«Europe – no hope?» La tribune d’André Loesekrug-Pietri
« Tant de projets européens sont bloqués ou ralentis car les grands Etats membres, à commencer par la France et l’Allemagne, parlent Europe mais agissent en national »
by André Loesekrug-PietriAndré Loesekrug-Pietri est entrepreneur et directeur exécutif de la Joint European Disruptive Initiative (JEDI).
Ce n’est que parce que le Président Emmanuel Macron vient à la Conférence de Sécurité de Munich cette semaine que le Bundestag allemand a approuvé en dernière minute, après des mois de tergiversations, un maigre budget de 77 millions d’euros pour lancer la première phase du chasseur européen du futur prévu pour 2040. Cela représente… 0,02 % du budget allemand total et un spectaculaire 0,6 % de l’excédent budgétaire de l’année dernière. Et cela quelques jours après que le Président Macron ait proposé de manière assez inattendue que la puissance atomique française puisse à terme défendre non seulement les intérêts vitaux de la France, mais potentiellement aussi ceux de nos partenaires européens.

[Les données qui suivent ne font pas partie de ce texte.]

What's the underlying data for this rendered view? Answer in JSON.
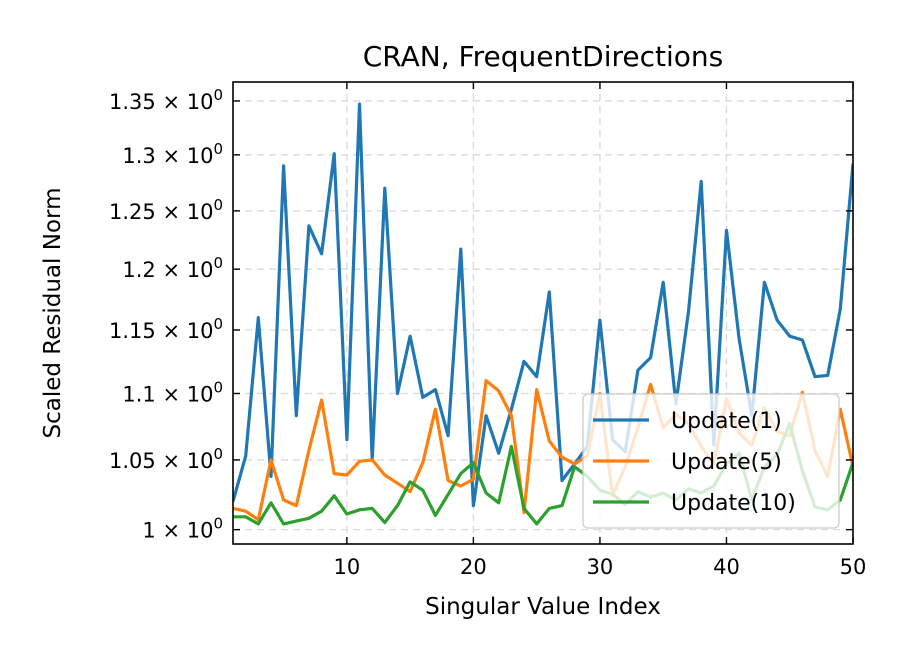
{
  "chart_data": {
    "type": "line",
    "title": "CRAN, FrequentDirections",
    "xlabel": "Singular Value Index",
    "ylabel": "Scaled Residual Norm",
    "xlim": [
      1,
      50
    ],
    "ylim": [
      0.99,
      1.368
    ],
    "y_scale": "log",
    "grid": true,
    "legend_position": "lower-right",
    "x_ticks": [
      10,
      20,
      30,
      40,
      50
    ],
    "y_ticks": [
      {
        "value": 1.0,
        "mantissa": "1",
        "exponent": "0"
      },
      {
        "value": 1.05,
        "mantissa": "1.05",
        "exponent": "0"
      },
      {
        "value": 1.1,
        "mantissa": "1.1",
        "exponent": "0"
      },
      {
        "value": 1.15,
        "mantissa": "1.15",
        "exponent": "0"
      },
      {
        "value": 1.2,
        "mantissa": "1.2",
        "exponent": "0"
      },
      {
        "value": 1.25,
        "mantissa": "1.25",
        "exponent": "0"
      },
      {
        "value": 1.3,
        "mantissa": "1.3",
        "exponent": "0"
      },
      {
        "value": 1.35,
        "mantissa": "1.35",
        "exponent": "0"
      }
    ],
    "times_symbol": "×",
    "x": [
      1,
      2,
      3,
      4,
      5,
      6,
      7,
      8,
      9,
      10,
      11,
      12,
      13,
      14,
      15,
      16,
      17,
      18,
      19,
      20,
      21,
      22,
      23,
      24,
      25,
      26,
      27,
      28,
      29,
      30,
      31,
      32,
      33,
      34,
      35,
      36,
      37,
      38,
      39,
      40,
      41,
      42,
      43,
      44,
      45,
      46,
      47,
      48,
      49,
      50
    ],
    "series": [
      {
        "name": "Update(1)",
        "color": "#1f77b4",
        "values": [
          1.02,
          1.053,
          1.16,
          1.038,
          1.29,
          1.083,
          1.237,
          1.213,
          1.301,
          1.065,
          1.347,
          1.05,
          1.27,
          1.1,
          1.145,
          1.097,
          1.103,
          1.068,
          1.217,
          1.017,
          1.083,
          1.055,
          1.088,
          1.125,
          1.113,
          1.181,
          1.035,
          1.047,
          1.06,
          1.158,
          1.065,
          1.056,
          1.118,
          1.128,
          1.189,
          1.092,
          1.165,
          1.276,
          1.061,
          1.233,
          1.143,
          1.083,
          1.189,
          1.158,
          1.145,
          1.142,
          1.113,
          1.114,
          1.167,
          1.292
        ]
      },
      {
        "name": "Update(5)",
        "color": "#ff7f0e",
        "values": [
          1.015,
          1.013,
          1.007,
          1.05,
          1.021,
          1.017,
          1.057,
          1.095,
          1.04,
          1.039,
          1.049,
          1.05,
          1.039,
          1.033,
          1.027,
          1.048,
          1.088,
          1.035,
          1.031,
          1.036,
          1.11,
          1.102,
          1.083,
          1.012,
          1.103,
          1.064,
          1.052,
          1.047,
          1.053,
          1.1,
          1.024,
          1.045,
          1.074,
          1.107,
          1.074,
          1.084,
          1.077,
          1.06,
          1.047,
          1.096,
          1.07,
          1.061,
          1.089,
          1.071,
          1.068,
          1.101,
          1.057,
          1.038,
          1.088,
          1.045
        ]
      },
      {
        "name": "Update(10)",
        "color": "#2ca02c",
        "values": [
          1.009,
          1.009,
          1.004,
          1.019,
          1.004,
          1.006,
          1.008,
          1.013,
          1.024,
          1.011,
          1.014,
          1.015,
          1.005,
          1.017,
          1.034,
          1.028,
          1.01,
          1.025,
          1.04,
          1.048,
          1.026,
          1.019,
          1.06,
          1.015,
          1.004,
          1.015,
          1.017,
          1.045,
          1.038,
          1.028,
          1.025,
          1.018,
          1.027,
          1.023,
          1.026,
          1.021,
          1.029,
          1.026,
          1.031,
          1.047,
          1.055,
          1.021,
          1.045,
          1.054,
          1.077,
          1.042,
          1.016,
          1.014,
          1.021,
          1.048
        ]
      }
    ]
  }
}
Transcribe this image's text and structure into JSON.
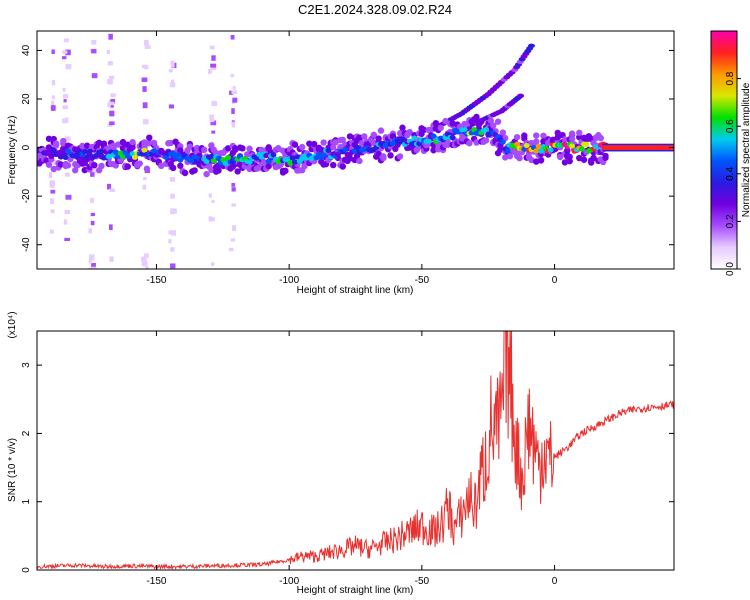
{
  "title": "C2E1.2024.328.09.02.R24",
  "colors": {
    "snr_line": "#e8312f",
    "colormap": [
      "#ffffff",
      "#e6ccff",
      "#a64dff",
      "#7000e0",
      "#2a1ce0",
      "#0055ff",
      "#00ccee",
      "#00e000",
      "#d8e800",
      "#ff9900",
      "#ff2020",
      "#ff00aa"
    ]
  },
  "chart_data": [
    {
      "type": "heatmap",
      "xlabel": "Height of straight line (km)",
      "ylabel": "Frequency (Hz)",
      "xlim": [
        -195,
        45
      ],
      "ylim": [
        -50,
        48
      ],
      "x_ticks": [
        -150,
        -100,
        -50,
        0
      ],
      "x_tick_labels": [
        "-150",
        "-100",
        "-50",
        "0"
      ],
      "y_ticks": [
        -40,
        -20,
        0,
        20,
        40
      ],
      "y_tick_labels": [
        "-40",
        "-20",
        "0",
        "20",
        "40"
      ],
      "colorbar": {
        "label": "Normalized spectral amplitude",
        "range": [
          0,
          1
        ],
        "ticks": [
          0,
          0.2,
          0.4,
          0.6,
          0.8
        ],
        "tick_labels": [
          "0.0",
          "0.2",
          "0.4",
          "0.6",
          "0.8"
        ]
      },
      "main_band": [
        {
          "x": -195,
          "f": -2,
          "amp": 0.35
        },
        {
          "x": -180,
          "f": -3,
          "amp": 0.45
        },
        {
          "x": -170,
          "f": -3,
          "amp": 0.5
        },
        {
          "x": -162,
          "f": -3,
          "amp": 0.85
        },
        {
          "x": -150,
          "f": -2,
          "amp": 0.5
        },
        {
          "x": -140,
          "f": -4,
          "amp": 0.45
        },
        {
          "x": -130,
          "f": -5,
          "amp": 0.55
        },
        {
          "x": -120,
          "f": -5,
          "amp": 0.6
        },
        {
          "x": -110,
          "f": -4,
          "amp": 0.5
        },
        {
          "x": -100,
          "f": -5,
          "amp": 0.65
        },
        {
          "x": -90,
          "f": -3,
          "amp": 0.5
        },
        {
          "x": -80,
          "f": -2,
          "amp": 0.45
        },
        {
          "x": -70,
          "f": 0,
          "amp": 0.45
        },
        {
          "x": -60,
          "f": 2,
          "amp": 0.5
        },
        {
          "x": -50,
          "f": 3,
          "amp": 0.55
        },
        {
          "x": -40,
          "f": 5,
          "amp": 0.55
        },
        {
          "x": -30,
          "f": 7,
          "amp": 0.75
        },
        {
          "x": -22,
          "f": 5,
          "amp": 0.5
        },
        {
          "x": -18,
          "f": 0,
          "amp": 0.6
        },
        {
          "x": -10,
          "f": 0,
          "amp": 0.85
        },
        {
          "x": 0,
          "f": 0,
          "amp": 0.9
        },
        {
          "x": 10,
          "f": 0,
          "amp": 0.9
        },
        {
          "x": 20,
          "f": 0,
          "amp": 0.95
        },
        {
          "x": 30,
          "f": 0,
          "amp": 0.95
        },
        {
          "x": 45,
          "f": 0,
          "amp": 0.95
        }
      ],
      "upper_arcs": [
        {
          "name": "",
          "points": [
            {
              "x": -45,
              "f": 8
            },
            {
              "x": -35,
              "f": 14
            },
            {
              "x": -25,
              "f": 22
            },
            {
              "x": -15,
              "f": 32
            },
            {
              "x": -8,
              "f": 43
            }
          ]
        },
        {
          "name": "",
          "points": [
            {
              "x": -40,
              "f": 5
            },
            {
              "x": -30,
              "f": 10
            },
            {
              "x": -20,
              "f": 15
            },
            {
              "x": -12,
              "f": 22
            }
          ]
        }
      ]
    },
    {
      "type": "line",
      "xlabel": "Height of straight line (km)",
      "ylabel": "SNR (10 * v/v)",
      "y_multiplier": "(x10⁴)",
      "xlim": [
        -195,
        45
      ],
      "ylim": [
        0,
        3.5
      ],
      "x_ticks": [
        -150,
        -100,
        -50,
        0
      ],
      "x_tick_labels": [
        "-150",
        "-100",
        "-50",
        "0"
      ],
      "y_ticks": [
        0,
        1,
        2,
        3
      ],
      "y_tick_labels": [
        "0",
        "1",
        "2",
        "3"
      ],
      "series": [
        {
          "values_x": [
            -195,
            -180,
            -170,
            -160,
            -150,
            -140,
            -130,
            -120,
            -110,
            -100,
            -95,
            -90,
            -85,
            -80,
            -75,
            -70,
            -65,
            -60,
            -55,
            -50,
            -45,
            -42,
            -40,
            -38,
            -35,
            -32,
            -30,
            -28,
            -26,
            -24,
            -22,
            -20,
            -18,
            -16,
            -14,
            -12,
            -10,
            -8,
            -6,
            -4,
            -2,
            0,
            5,
            10,
            15,
            20,
            25,
            30,
            35,
            40,
            45
          ],
          "values_y": [
            0.05,
            0.07,
            0.05,
            0.06,
            0.05,
            0.05,
            0.06,
            0.07,
            0.08,
            0.15,
            0.2,
            0.2,
            0.25,
            0.3,
            0.35,
            0.3,
            0.38,
            0.45,
            0.55,
            0.65,
            0.55,
            0.7,
            0.95,
            0.6,
            0.8,
            1.1,
            0.9,
            1.3,
            1.6,
            2.1,
            2.0,
            2.2,
            3.3,
            2.5,
            1.7,
            1.3,
            2.2,
            1.9,
            1.5,
            1.8,
            1.6,
            1.65,
            1.8,
            2.0,
            2.1,
            2.2,
            2.3,
            2.35,
            2.38,
            2.4,
            2.42
          ]
        }
      ]
    }
  ]
}
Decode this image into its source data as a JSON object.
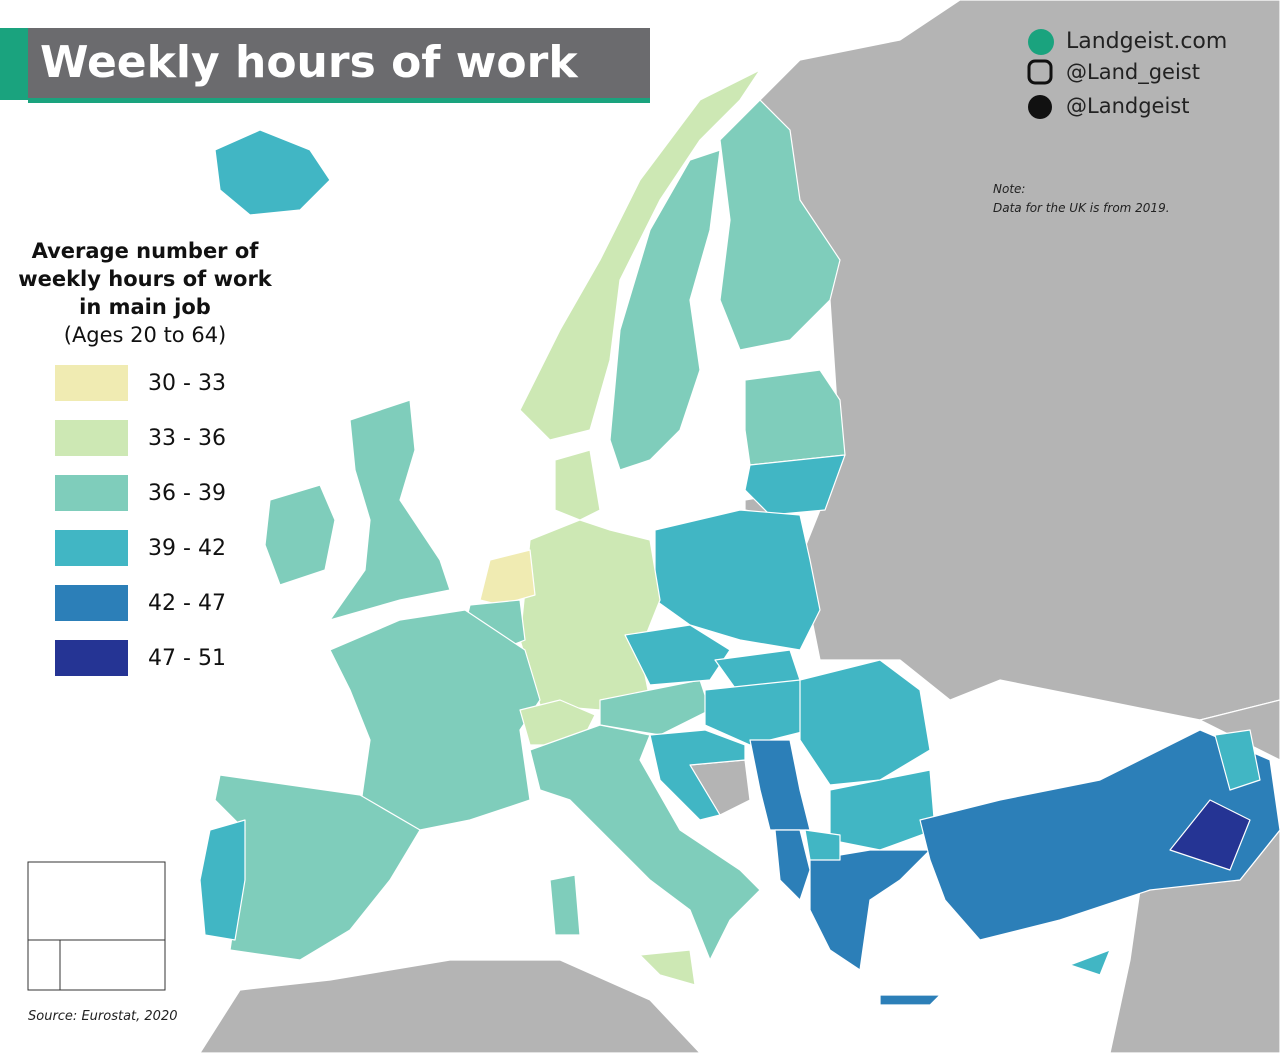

Pendant ce temps, tant de projets européens sont bloqués ou ralentis car les grands Etats membres, à commencer par la France et l’Allemagne, parlent Europe mais agissent en national : stratégies d’intelligence artificielle fragmentées, politiques industrielles non coordonnées, agences d’innovation éparpillées, chacun pour soi dans les licences 5G, attitudes différentes vis-à-vis de la Chine…
A ce rythme d’escargot, avec cette politique des petits pas, comment peut-on encore avoir le moindre espoir en l’Europe?
A une époque où les démocraties sont de plus en plus remises en cause par les systèmes autoritaires à l’Est et en Asie, par le populisme outre-Atlantique et à l’intérieur des frontières européennes, et où les nouvelles puissances technologiques s’affranchissent de facto de plus en plus du pouvoir régalien, les démocraties sont-elles à la hauteur ? Nos dirigeants sont-ils à la hauteur ? Les principes démocratiques du consensus, du pouvoir de la majorité, des droits individuels, de l’État de droit, des élections régulières sont-ils menacés par un monde qui valorise massivement deux compétences contradictoires: la capacité à penser à long terme, d’investir sur une longue période, un point fort de la Chine qui est souvent souligné, et d’être en même temps incroyablement agile voire imprévisible, un domaine dans lequel le président américain excelle.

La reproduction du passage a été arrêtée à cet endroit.